We need to start by ensuring we avoid a state of learned helplessness. Martin Seligman defines this state as ‘the giving-up reaction, the quitting response that follows from the belief that whatever you do doesn’t matter.’ (Seligman, 2006, p15). Working with a wide range of mid-level people in businesses and organizations I frequently see signs of learned helplessness. For example, I often hear managers say that they feel they cannot do anything because they are completely overloaded. However, there is plenty of evidence that other factors such as the level of perceived control people have, or the extent to which they feel supported, can be just as important as workload in determining effectiveness. This is a classic situation where facing extreme pressure in one area can feel overpowering to the point that we no longer believe we can make a significant difference in any aspect of our life.

I am currently writing a book, with Professor Cary Cooper, which will be published early next year with the focus on managing in mid-level roles. A key objective of the book is to help people reframe their experience of life in the middle. It is targeted at those that undertake middle management activity rather than specifically middle managers. While few have the job title of middle manager many undertake middle management as a core part of their role.

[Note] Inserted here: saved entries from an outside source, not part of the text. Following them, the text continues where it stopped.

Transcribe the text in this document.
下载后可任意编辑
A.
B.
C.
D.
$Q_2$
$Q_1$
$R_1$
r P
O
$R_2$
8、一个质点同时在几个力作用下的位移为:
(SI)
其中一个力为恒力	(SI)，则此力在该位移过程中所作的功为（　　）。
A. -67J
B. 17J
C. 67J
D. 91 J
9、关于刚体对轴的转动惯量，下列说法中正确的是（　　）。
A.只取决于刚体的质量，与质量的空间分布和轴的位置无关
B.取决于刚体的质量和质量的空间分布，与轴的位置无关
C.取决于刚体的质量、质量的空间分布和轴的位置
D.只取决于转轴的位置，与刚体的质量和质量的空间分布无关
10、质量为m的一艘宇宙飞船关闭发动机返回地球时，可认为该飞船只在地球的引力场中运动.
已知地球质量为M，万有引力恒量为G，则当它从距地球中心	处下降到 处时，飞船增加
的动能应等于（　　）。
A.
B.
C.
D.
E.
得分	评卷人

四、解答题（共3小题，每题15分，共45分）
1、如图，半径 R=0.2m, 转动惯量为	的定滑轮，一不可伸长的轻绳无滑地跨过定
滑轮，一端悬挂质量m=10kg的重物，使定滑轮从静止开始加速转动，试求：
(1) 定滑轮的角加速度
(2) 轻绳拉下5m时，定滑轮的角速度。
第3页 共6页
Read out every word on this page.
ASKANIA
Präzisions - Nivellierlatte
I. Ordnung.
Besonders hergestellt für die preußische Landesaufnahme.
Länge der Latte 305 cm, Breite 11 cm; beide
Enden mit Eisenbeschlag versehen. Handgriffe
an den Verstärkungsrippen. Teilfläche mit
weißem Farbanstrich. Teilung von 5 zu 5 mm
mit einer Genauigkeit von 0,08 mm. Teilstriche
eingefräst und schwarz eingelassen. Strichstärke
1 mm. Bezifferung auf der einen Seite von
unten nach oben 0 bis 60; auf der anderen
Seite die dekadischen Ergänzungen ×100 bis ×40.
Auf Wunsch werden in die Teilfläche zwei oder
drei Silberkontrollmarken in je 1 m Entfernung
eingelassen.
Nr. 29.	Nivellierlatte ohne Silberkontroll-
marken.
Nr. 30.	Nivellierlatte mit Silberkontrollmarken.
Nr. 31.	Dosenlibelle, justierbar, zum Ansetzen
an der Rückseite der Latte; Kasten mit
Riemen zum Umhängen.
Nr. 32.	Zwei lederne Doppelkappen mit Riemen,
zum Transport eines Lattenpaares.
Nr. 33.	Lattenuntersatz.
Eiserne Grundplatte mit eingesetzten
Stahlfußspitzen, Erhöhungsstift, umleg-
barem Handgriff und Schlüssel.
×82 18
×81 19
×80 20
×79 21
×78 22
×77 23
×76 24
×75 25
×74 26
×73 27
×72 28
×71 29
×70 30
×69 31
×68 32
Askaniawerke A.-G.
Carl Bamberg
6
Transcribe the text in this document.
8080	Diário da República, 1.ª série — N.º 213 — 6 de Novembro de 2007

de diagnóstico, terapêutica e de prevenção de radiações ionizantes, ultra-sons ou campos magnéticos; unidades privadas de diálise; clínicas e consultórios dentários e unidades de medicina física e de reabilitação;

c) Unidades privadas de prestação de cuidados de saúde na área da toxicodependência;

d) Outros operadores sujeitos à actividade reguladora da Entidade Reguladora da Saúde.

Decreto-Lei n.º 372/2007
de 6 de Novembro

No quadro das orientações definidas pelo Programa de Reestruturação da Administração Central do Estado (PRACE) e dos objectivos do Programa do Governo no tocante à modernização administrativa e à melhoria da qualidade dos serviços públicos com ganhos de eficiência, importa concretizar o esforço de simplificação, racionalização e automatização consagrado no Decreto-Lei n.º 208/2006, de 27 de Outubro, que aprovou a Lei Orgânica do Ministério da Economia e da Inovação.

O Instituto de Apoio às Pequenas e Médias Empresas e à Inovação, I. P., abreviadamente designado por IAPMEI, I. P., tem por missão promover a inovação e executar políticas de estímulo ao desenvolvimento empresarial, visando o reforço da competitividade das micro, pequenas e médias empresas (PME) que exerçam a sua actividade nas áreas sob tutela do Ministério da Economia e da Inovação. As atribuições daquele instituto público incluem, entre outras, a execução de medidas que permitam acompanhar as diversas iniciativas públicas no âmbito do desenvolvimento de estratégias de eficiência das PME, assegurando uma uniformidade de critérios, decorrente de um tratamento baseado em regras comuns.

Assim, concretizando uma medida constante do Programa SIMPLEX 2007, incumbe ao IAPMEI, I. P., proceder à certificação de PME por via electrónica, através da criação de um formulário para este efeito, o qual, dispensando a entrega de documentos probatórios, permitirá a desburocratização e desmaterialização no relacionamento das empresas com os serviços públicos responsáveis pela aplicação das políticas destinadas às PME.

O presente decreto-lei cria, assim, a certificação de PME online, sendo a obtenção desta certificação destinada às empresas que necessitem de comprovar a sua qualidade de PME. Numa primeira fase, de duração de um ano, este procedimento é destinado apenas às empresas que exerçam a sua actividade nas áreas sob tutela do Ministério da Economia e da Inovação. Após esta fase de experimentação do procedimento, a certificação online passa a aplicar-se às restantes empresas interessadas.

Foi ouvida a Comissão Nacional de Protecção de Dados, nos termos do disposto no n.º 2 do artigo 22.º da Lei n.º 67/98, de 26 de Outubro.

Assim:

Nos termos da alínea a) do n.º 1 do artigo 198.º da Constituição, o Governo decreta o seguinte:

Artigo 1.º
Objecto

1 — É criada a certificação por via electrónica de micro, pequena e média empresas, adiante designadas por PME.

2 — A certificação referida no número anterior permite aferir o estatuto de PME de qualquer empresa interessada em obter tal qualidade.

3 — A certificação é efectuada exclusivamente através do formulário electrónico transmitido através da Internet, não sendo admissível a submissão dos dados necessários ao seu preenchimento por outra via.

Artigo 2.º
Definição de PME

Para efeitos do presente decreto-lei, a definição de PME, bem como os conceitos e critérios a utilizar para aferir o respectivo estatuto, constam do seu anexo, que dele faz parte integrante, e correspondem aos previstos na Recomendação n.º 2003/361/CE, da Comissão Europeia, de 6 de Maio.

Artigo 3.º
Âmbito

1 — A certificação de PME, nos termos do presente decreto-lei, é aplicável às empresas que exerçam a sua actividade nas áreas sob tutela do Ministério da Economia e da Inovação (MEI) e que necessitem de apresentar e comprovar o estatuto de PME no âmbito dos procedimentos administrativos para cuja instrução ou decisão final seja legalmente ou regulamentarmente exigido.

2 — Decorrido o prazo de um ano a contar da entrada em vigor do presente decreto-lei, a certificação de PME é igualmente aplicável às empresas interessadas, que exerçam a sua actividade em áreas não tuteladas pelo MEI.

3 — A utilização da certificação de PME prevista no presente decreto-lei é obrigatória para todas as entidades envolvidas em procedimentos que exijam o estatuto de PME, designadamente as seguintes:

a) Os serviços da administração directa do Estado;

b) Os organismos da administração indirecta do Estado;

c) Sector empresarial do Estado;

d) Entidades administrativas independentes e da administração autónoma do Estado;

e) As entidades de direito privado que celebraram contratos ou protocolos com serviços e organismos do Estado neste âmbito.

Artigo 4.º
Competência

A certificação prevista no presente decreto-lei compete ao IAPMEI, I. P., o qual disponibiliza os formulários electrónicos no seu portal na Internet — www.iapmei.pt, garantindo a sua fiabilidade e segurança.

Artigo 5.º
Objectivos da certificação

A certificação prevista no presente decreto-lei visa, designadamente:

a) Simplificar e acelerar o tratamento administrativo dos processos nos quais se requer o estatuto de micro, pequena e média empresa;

Historically the view of the middle manager has been far from positive. Back in 1990 a typical middle manager was profiled as ‘a frustrated, disillusioned individual caught in the middle of a hierarchy, impotent and with no real hope for career progression.’ (Dopson & Stewart, 1990). In fact management activity generally seems to have become progressively less fashionable in the past two or three decades, particularly in comparison to leadership. I am not setting out to argue that being a middle manager should be held up as the pinnacle of achievement or the ultimate aspiration! Rather I am suggesting that middle management as an area of functional activity is important and forms a large part of the day-to-day role played by many people in organisations.

The demise of middle management has been predicted by many over the last few decades (e.g. Gratton, 2011). Yet in 2012 the Wall Street Journal estimated there were 10.8 million middle managers in the United States, making up nearly 8% of the total workforce. This represented a rise of close to 2% of the US workforce from 10 years previously. The middle could be the place where most people will spend the last two or three decades of their career. Therefore, we need to do all we can to ensure we are equipped to understand and handle the inherent pressures in that space, and to stay motivated and keep developing when that next promotion may never come.

I am seeking case studies for the new book from organisations that have done great work to support their mid-level people, either in terms of dealing with pressure or in their development. Please contact me if you have something relevant from your organisation that you’d like to share.

References

Dopson, S., & Stewart, R. (1990). What is happening to middle management. British Journal of Management, 1, 3-16.

Gratton, L. (2012). The End of the Middle Manager. https://hbr.org/2011/01/column-the-end-of-the-middle-manager

Seligman, M.E.P. (2006) Learned Optimism: How to Change Your Mind and Your Life. Vintage Books, New York.